At the ATM, we were goofing around because I was trying to activate my debit card. as the pouch was rather obstructing the ATM view, I placed it on top of the machine. This was the second false move. After activation, I simply forgot about the pouch. Third. I went over to the next ATM machine and withdrew 20 SGD. And left.
Barely 1 minute outside, I realised something was missing. It took me a good 5 seconds to know ti was the pouch. my mind rang 'omfug, i'm screwed'. I ran back to the ATM place, and it was GONE. Barely 2 minutes, and it was GONE. Not one single bloody sign of it. No pieces of paper. Just loads of people around who didnt seem to know anything. Idiotic fellas. There was a group of foreigner students nearby. I can only suspect it was them.
But seeing as it was an ATM place, there were loads of security cameras. I went over to the DBS bank after searching for liek 10 minutes, and waiting for another 5 minutes inside for the service counter to be available.
Me: "Hello, I lost my pouch at one of your ATM machines.. I believe the security camera recorded it down."
Service: "Oh, sorry but the security cameras are under another sector. I can only help you by faxing over the details.. bla bla".
Liek omg, what can I do?! And by the way, she thought I was a china-man. I was basically, owned. And it took me a good 1 hour to fully recover from the attack. Then everything started to fall into place.
I wasn't excused from the dreadful Curse of NNI at all. It seemed it has been attacking me all the time. First, I almost lost my project file in Canteen 2 about 2 months into attachment. Luckily no one took it. Second, I almost lost the poster for the competition at Challenger. And thirdly, the attack that the Curse has been storing and finally blasted at me with all it's might, was the eventual loss of my IXUS 40. My precious.
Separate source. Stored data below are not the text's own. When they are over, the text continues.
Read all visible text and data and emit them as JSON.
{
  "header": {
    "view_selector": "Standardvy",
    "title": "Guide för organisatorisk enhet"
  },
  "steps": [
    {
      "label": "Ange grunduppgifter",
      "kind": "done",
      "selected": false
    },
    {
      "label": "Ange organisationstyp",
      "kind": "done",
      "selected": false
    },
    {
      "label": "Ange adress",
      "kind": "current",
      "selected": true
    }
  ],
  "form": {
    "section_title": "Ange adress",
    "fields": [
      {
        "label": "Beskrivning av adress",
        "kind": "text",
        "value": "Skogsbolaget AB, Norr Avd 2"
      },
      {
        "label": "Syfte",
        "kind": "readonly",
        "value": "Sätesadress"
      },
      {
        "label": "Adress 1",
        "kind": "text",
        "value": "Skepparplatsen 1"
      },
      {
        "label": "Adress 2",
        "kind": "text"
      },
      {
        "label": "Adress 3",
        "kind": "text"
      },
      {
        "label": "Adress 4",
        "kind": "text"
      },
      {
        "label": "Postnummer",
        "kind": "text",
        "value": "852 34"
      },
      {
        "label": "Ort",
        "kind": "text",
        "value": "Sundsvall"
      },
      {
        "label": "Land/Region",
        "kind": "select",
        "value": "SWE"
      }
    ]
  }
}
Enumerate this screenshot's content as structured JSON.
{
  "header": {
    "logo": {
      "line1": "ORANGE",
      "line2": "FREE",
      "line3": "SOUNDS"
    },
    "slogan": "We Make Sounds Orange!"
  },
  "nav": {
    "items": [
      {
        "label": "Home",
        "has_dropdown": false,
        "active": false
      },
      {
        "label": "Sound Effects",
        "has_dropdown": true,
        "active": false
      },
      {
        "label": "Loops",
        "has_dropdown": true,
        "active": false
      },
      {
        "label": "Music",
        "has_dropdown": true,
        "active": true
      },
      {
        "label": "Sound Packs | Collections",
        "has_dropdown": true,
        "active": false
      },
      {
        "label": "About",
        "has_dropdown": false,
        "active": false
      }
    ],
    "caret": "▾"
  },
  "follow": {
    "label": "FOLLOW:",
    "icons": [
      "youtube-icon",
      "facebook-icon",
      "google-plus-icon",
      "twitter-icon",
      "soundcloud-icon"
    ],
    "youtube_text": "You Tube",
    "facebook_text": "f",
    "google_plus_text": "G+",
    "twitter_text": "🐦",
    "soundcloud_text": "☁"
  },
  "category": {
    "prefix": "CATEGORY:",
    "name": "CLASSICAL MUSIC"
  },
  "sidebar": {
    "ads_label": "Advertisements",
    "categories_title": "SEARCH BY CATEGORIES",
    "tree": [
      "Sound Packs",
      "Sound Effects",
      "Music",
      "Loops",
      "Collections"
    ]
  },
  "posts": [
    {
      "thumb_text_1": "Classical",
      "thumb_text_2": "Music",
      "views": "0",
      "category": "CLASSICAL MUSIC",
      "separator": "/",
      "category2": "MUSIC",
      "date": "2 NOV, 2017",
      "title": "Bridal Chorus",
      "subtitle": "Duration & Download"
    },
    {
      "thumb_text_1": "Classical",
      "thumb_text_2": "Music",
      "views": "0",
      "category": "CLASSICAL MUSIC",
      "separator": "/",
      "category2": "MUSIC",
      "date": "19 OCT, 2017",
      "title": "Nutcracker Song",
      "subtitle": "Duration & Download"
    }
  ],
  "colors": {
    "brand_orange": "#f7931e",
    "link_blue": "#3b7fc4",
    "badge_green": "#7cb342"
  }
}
Things have a way of linking itself. And it wasn't soon that I realise that my force power is too high that it blinds what is in front of me. I have re-evaluated my stats and this is the current stats (max = 255):
Level - 78
Attack : 178
Defence : 200
Constitution - 13
Luck - 155
Force Power - 255
Awareness - 1.
Is there any moral to the story? I guess you can come out with one on your own. But i'm telling you. The Curse of the NNI is very real.
ITS SO REAL IT WILL HAUNT YOU FOR THE REST OF YOUR LIFE. BEWARE OF BEING AROUND ME I CANNOT GUARANTEE YOUR SAFETY ANYMORE.